List Comprehensions vs Generator Expressions

Published May 26, 2026 · By MortalApps · ·

Mental Model

Imagine a generator as a conveyor belt that delivers items one by one. Once an item is delivered, it's gone from the belt. If you want to process it again, you need a new conveyor belt.

Rule: Never perform multiple passes or conditional checks on a generator expression without realizing that iteration permanently consumes its state.

The Setup

You are processing a large CSV database dump. To keep memory utilization low on your worker node, you choose a generator expression over a list comprehension, but then pass the output to a validator that checks it multiple times, leading to zero-length collections and empty results downstream.

What Does This Print?

⚠ Broken code

Python

def process_large_dataset(numbers):
    # Attempt to save memory with a generator expression
    squares = (x * x for x in numbers)
    
    # Check if we have processed anything, then return the values
    if not any(squares):
        return "No valid positive squares found."
    
    # Retrieve the actual items for further execution
    return list(squares)

data = [1, 2, 3, 4]
print(process_large_dataset(data))

Predict what the function returns when executed with the list [1, 2, 3, 4]. Will it return the list of squared values?

The Output

What actually happens

[]

The code returns an empty list [] instead of the expected squares. This happens because generators are single-pass, stateful iterators. When any(squares) executes, it evaluates the generator until it finds a truthy value (which is 1 * 1 = 1). In doing so, it advances the generator's internal pointer and consumes the first element. When list(squares) is called later to retrieve the rest, the generator is already partially exhausted. In this specific case, since the first element satisfied any(), the remaining elements are still there but if the condition checked further elements, you would experience silent data loss.

Why Python Does This

CPython implements generator expressions via code objects (<genexpr>) that maintain a stateful stack frame (frame object) containing the instruction pointer (f_lasti) and evaluation stack. When next() is called (either explicitly or via implicit iteration in any()), CPython executes bytecode until it hits a YIELD_VALUE instruction. Once yielded, the frame state is preserved. If another consumer attempts to iterate over the generator, execution resumes from the last saved state. There is no mechanism to rewind or clone this state. Converting the generator to a list or checking it with boolean operations consumes the generator's state permanently.

The Fix

✓ Corrected pattern

Python

def process_large_dataset(numbers):
    # If we need to perform multiple passes, we cannot use a raw generator.
    # We must evaluate the generator into a collection exactly once.
    squares = [x * x for x in numbers] # Using list comprehension for multi-pass capability
    
    # Now we can safely perform multiple checks over the list
    if not any(squares):
        return "No valid positive squares found."
    
    return squares # Already a list, safe to return and reuse

The fix would ensure that if a generator needs to be iterated multiple times or partially consumed then fully processed, a fresh generator is created for each distinct pass, or the first pass stores its results. This ensures that the state is not prematurely consumed for subsequent operations.

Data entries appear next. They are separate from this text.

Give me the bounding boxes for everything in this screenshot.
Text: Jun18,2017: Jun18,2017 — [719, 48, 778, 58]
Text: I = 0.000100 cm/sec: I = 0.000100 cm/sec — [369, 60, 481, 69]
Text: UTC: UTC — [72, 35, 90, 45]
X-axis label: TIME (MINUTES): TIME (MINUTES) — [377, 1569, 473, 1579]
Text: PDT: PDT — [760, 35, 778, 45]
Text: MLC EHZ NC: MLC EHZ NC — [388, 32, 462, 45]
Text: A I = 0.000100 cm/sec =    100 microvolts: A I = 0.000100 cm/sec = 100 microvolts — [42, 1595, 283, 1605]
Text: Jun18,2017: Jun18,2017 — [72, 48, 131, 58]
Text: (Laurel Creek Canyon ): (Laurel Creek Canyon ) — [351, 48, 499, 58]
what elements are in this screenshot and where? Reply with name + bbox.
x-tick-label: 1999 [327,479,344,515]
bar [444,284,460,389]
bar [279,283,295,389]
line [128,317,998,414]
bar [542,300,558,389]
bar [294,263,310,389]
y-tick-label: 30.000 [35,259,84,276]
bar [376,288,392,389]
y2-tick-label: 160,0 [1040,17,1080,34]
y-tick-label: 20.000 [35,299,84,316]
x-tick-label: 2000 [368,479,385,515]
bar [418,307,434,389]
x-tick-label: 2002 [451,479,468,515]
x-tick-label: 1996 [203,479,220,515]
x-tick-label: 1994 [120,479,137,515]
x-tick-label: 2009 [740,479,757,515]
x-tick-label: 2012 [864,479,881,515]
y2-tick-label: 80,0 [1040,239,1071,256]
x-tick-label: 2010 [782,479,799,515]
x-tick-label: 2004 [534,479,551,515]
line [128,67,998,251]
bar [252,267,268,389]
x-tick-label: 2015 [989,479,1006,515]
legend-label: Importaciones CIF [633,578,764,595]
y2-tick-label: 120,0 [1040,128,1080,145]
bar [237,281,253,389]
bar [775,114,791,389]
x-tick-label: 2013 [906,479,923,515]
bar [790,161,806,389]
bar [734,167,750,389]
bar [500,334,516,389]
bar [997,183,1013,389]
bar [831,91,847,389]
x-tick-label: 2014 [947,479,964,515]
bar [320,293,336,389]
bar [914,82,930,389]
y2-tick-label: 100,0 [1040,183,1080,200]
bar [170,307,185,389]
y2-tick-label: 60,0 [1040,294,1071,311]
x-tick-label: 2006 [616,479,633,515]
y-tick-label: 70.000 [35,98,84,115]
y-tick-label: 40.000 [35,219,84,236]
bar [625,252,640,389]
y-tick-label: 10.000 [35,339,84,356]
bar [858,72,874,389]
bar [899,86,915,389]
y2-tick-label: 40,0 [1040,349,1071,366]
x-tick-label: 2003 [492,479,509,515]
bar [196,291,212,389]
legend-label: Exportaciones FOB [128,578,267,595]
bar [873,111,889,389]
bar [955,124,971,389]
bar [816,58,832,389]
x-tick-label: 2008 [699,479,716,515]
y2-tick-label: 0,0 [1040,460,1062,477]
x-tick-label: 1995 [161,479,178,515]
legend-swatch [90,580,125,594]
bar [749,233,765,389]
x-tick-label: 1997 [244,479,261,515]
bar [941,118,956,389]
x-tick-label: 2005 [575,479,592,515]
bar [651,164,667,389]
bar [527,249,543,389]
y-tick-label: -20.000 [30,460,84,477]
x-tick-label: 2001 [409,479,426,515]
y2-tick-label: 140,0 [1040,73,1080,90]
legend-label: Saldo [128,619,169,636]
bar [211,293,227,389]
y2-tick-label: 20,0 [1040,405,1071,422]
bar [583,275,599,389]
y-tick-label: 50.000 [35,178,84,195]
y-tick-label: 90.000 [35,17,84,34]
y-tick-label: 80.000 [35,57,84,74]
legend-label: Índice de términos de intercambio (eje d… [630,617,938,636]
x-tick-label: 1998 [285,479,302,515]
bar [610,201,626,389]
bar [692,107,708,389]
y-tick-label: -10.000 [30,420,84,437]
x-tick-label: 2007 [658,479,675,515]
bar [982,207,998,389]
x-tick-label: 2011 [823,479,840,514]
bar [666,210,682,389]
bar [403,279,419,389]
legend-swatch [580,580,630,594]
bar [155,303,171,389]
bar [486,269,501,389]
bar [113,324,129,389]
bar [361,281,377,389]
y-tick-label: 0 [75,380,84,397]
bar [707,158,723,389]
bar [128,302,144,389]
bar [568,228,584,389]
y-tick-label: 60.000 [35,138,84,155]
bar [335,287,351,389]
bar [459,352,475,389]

How This Fails in Real Systems

A financial transaction microservice used generator expressions to stream ledger records to validation and logging pipelines. Because validation used an implicit boolean check like if any(tx.is_risk for tx in transactions), the downstream ledger writer received an empty generator, skipping database writes entirely. This went undetected for 48 hours until accounting flagged a zero-balance anomaly in the daily reconciliation report.

Key Takeaway

Never perform multiple passes or conditional checks on a generator expression without realizing that iteration permanently consumes its state.

Common mistake: Developers often treat generator expressions like lists that can be iterated over multiple times, forgetting their stateful, single-pass nature.